Creepy Oscillations (Part 3)

This is a very nice problem. At any general time $t$ , let the coordinates of point $B$ be $(R\cos{\phi},R\sin{\phi})$ . The total potential energy of the mass is:

$\mathcal{V} = \mathcal{V}_{\mathrm{spring}} + \mathcal{V}_{\mathrm{gravity}}$ $\mathcal{V} = \frac{K}{2} \left( 2R-\sqrt{(R + R\cos{\phi})^2 + R^2\sin^2{\phi}} \right)^2 + mgR\sin{\phi}$ $\implies \mathcal{V} = \sin{\phi} + 2\left(1 - \cos\left(\frac{\phi}{2}\right)\right)^2$

Now, the particle attains equilibrium at that angle where its potential energy is minimum. In other words, the equilibrium configuration satisfies:

$\frac{d \mathcal{V} }{d\phi} = \cos{\phi} - \sin{\phi} + 2\sin\left(\frac{\phi}{2}\right) = 0$

Let the equilibrium angle be $\phi_{\mathrm{eq}} = \alpha$ . So: $\cos{\alpha} - \sin{\alpha} + 2\sin\left(\frac{\alpha}{2}\right) = 0$

The above relation will be used later in the solution. Now, since the energy of the system is conserved the sum of its kinetic and potential energy is a constant. This means:

$\frac{\dot{\phi}^2}{2} + \sin{\phi} + 2\left(1 - \cos\left(\frac{\phi}{2}\right)\right)^2 = E$

Differentiating the above equation with respect to time and recognising that $\dot{\phi} \ne 0$ leads to the equation of motion which is:

$\ddot{\phi} + \cos{\phi} - \sin{\phi} + 2\sin\left(\frac{\phi}{2}\right) = 0$

Now, to analyse small oscillations about the equilibrium, we consider the mass to have displaced by a small angle $\delta$ from the equilibrium point. In other words, we analyse the system when:

$\phi = \alpha + \delta$

Where $\delta$ is small. Plugging this into the equation of motion and knowing that $\alpha$ is a constant leads to:

$\ddot{\delta} + \cos(\alpha + \delta) - \sin(\alpha + \delta) + 2\sin\left(\frac{\alpha + \delta}{2}\right) = 0$

Expanding all the terms using trigonometric identities and applying the small angle approximation $\sin{\delta} \approx \delta$ and $\cos{\delta}\approx 1$ leads to the following. The steps involved here are left out in this solution. The reader may attempt this him/her self.

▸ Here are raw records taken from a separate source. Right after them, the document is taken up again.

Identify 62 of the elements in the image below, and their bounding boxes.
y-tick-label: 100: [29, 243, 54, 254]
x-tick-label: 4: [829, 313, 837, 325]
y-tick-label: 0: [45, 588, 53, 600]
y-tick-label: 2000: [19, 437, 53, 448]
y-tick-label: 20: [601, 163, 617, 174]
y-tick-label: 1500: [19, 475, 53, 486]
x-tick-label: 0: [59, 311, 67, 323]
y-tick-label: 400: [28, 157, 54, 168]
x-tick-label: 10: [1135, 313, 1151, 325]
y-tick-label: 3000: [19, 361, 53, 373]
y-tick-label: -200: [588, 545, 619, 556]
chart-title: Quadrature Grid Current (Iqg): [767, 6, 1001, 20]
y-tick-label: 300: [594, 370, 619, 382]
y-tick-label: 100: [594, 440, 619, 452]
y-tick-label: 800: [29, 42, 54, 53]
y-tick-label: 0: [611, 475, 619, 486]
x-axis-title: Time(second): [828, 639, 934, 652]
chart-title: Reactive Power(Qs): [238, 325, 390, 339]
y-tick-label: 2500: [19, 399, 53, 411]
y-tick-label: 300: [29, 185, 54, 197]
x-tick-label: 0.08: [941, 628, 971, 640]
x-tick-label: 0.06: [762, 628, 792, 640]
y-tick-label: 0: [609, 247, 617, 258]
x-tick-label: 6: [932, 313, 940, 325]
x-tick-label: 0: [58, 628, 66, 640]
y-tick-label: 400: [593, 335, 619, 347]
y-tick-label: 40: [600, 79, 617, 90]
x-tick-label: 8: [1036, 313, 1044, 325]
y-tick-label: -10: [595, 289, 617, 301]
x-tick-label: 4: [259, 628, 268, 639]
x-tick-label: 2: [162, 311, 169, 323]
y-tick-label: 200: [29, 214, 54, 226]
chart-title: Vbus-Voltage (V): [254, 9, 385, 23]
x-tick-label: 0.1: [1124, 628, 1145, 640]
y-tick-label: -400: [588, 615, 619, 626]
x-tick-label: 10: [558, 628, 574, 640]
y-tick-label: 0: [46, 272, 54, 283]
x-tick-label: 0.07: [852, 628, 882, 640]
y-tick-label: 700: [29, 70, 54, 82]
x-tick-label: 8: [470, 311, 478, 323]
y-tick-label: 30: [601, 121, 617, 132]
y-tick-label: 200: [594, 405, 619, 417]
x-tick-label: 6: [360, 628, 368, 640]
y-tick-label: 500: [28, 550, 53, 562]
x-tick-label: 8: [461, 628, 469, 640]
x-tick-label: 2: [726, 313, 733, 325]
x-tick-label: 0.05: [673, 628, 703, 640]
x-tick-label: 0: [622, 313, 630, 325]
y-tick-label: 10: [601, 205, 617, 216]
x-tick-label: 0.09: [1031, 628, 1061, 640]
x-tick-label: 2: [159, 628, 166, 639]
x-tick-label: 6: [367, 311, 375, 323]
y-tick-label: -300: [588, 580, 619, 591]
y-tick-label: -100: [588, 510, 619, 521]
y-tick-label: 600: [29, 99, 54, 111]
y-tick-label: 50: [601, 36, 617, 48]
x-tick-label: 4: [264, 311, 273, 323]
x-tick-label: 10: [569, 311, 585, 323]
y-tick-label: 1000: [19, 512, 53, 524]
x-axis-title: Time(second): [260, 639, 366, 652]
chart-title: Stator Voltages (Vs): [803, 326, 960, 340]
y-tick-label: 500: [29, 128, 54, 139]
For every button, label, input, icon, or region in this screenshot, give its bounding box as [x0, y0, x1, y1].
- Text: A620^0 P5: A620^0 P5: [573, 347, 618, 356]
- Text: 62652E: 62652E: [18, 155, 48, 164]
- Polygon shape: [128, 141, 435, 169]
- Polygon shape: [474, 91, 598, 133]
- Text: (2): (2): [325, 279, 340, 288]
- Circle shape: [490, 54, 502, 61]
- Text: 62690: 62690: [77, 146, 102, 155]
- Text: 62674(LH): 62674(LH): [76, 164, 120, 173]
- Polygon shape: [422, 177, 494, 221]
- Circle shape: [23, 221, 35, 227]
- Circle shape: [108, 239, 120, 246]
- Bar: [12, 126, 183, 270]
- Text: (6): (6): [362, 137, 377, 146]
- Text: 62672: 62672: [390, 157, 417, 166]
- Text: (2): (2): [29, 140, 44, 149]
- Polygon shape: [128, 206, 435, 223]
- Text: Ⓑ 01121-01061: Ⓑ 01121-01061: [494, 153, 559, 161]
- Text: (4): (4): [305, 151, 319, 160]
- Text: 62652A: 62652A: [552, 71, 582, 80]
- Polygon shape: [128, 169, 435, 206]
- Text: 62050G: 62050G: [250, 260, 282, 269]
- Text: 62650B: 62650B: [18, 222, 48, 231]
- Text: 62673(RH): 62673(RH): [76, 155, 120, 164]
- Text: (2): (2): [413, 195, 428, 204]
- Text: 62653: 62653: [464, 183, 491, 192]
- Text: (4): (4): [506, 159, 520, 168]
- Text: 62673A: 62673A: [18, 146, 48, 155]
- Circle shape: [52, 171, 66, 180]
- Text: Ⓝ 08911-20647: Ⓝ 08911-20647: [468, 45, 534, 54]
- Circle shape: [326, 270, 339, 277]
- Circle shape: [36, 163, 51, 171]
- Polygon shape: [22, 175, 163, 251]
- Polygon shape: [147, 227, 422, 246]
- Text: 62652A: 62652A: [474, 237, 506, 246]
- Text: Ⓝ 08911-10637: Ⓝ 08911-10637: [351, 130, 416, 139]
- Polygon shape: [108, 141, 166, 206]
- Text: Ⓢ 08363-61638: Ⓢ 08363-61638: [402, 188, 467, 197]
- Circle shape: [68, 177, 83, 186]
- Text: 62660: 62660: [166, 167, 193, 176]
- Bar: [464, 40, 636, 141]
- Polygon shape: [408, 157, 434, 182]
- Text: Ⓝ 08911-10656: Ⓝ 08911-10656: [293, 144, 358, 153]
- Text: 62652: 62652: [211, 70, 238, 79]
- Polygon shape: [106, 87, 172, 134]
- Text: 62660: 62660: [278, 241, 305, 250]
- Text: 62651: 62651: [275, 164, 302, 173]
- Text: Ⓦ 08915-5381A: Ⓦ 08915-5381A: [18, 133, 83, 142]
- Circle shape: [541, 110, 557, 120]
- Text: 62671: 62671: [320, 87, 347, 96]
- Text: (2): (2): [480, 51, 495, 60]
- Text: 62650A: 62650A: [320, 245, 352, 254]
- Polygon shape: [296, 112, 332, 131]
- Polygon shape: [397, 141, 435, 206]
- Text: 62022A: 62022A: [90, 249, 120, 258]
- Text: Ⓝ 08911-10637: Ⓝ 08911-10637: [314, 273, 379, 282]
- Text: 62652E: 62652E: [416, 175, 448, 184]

$\ddot{\delta} + \cos{\alpha} - \sin{\alpha} + 2\sin\left(\frac{\alpha}{2}\right) + \delta\left( -\cos{\alpha} - \sin{\alpha} + \cos\left(\frac{\alpha}{2}\right) \right)=0$

Now, recognising that: $\cos{\alpha} - \sin{\alpha} + 2\sin\left(\frac{\alpha}{2}\right) = 0$

Transforms the linearised equation of motion to:

$\ddot{\delta} + \left( -\cos{\alpha} - \sin{\alpha} + \cos\left(\frac{\alpha}{2}\right) \right)\delta=0$

$\implies \omega^2 = -\cos{\alpha} - \sin{\alpha} + \cos\left(\frac{\alpha}{2}\right)$

The final step is to calculate $\alpha$ . I did this using a computer. I plotted the potential energy as a function of $\phi$ in the interval $-\frac{\pi}{2} \le \phi \le \frac{\pi}{2}$ . The minimum occurs at $\phi_{\mathrm{eq}} = \alpha = -1.3136 \ \mathrm{rad}$ .

Finally:

$\omega = \sqrt{-\cos{\alpha} - \sin{\alpha} + \cos\left(\frac{\alpha}{2}\right)}$ $\boxed{f = \frac{1}{2\pi} \sqrt{-\cos{\alpha} - \sin{\alpha} + \cos\left(\frac{\alpha}{2}\right)}}$